In Fringe, it is love and not science that can lead to human flourishing, give birth to a better human being, explaining why Olivia’s special abilities, even if enabled by the drug Cortexiphan, only work when she is around Peter, and why this show puts a family at the center of Frankenstein’s project of creating life through science and not paternity. As one of Fringe’s most heartbreaking deformed mishaps of scientific hubris, the invisible U-gene, says to Olivia: “All my life I’ve been watching them live theirs. Watching them fall in love. To be looked upon by the right person, to connect. And to see in their eyes kindness, happiness and recognition. That’s when you exist” (S4E7).

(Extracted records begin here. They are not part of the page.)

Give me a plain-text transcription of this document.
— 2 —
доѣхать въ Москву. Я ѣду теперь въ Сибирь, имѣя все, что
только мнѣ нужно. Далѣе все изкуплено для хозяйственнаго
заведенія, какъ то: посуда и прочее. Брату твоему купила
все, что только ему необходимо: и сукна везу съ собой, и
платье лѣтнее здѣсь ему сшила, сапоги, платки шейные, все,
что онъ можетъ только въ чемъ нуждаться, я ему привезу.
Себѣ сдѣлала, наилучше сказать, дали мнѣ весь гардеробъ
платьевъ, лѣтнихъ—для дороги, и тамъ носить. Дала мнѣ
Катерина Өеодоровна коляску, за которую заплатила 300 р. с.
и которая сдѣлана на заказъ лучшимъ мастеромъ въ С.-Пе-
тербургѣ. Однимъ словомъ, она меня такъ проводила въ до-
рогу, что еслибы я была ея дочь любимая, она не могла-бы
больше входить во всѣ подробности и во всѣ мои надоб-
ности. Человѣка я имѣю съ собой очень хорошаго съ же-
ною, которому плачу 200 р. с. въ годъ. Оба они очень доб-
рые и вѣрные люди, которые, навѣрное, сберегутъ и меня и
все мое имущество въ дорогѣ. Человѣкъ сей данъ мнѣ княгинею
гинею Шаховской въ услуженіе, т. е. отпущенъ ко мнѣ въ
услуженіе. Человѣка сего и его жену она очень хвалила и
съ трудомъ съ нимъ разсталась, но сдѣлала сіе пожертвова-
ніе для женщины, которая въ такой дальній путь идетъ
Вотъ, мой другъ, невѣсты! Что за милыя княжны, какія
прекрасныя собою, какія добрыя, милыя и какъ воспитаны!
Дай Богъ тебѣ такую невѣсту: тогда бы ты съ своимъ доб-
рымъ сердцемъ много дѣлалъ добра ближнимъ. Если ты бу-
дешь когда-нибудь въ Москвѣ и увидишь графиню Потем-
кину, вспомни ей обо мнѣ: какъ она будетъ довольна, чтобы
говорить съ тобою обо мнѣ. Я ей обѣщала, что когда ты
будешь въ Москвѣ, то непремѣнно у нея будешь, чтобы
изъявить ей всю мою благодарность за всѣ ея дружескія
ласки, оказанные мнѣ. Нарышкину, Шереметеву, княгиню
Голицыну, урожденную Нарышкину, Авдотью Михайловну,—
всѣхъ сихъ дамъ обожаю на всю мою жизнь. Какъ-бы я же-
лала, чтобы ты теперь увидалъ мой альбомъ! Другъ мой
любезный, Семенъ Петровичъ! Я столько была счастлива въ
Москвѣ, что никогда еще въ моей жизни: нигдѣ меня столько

[1] Walter Bishop’s first crossing over weakened the fabric of the alternate universe, causing holes to start opening in it and leading to the subsequent disappearance of whatever existed in those parts of the alternate world. Amber is an advanced substance that, starting as a gas and hardening into something similar to natural amber, was used to close the holes, avoiding the further swallowing of matter. Any person trapped in amber would not be killed but placed in a state of suspended animation.
References
Anscombe, G. E. M. “First Person” in Metaphysics and the Philosophy of Mind, Collected Philosophical Papers, Volume II. Oxford: Basil Blackwell, 1981
MacIntyre, Alasdair, After Virtue (2nd Edition). London: Duckworth, 1985.
Miller, Liz Shannon, “Fringe (Sorta.)”, Liz Tells Frank What Happened In…, 13 December 2010 [https://liztellsfrank.com/2010/12/13/liz-tells-frank-what-happened-in-fringe-sort-of/].
Taylor, Charles, Sources of the Self: The Making of the Modern Identity. Cambridge: Harvard UP, 1989.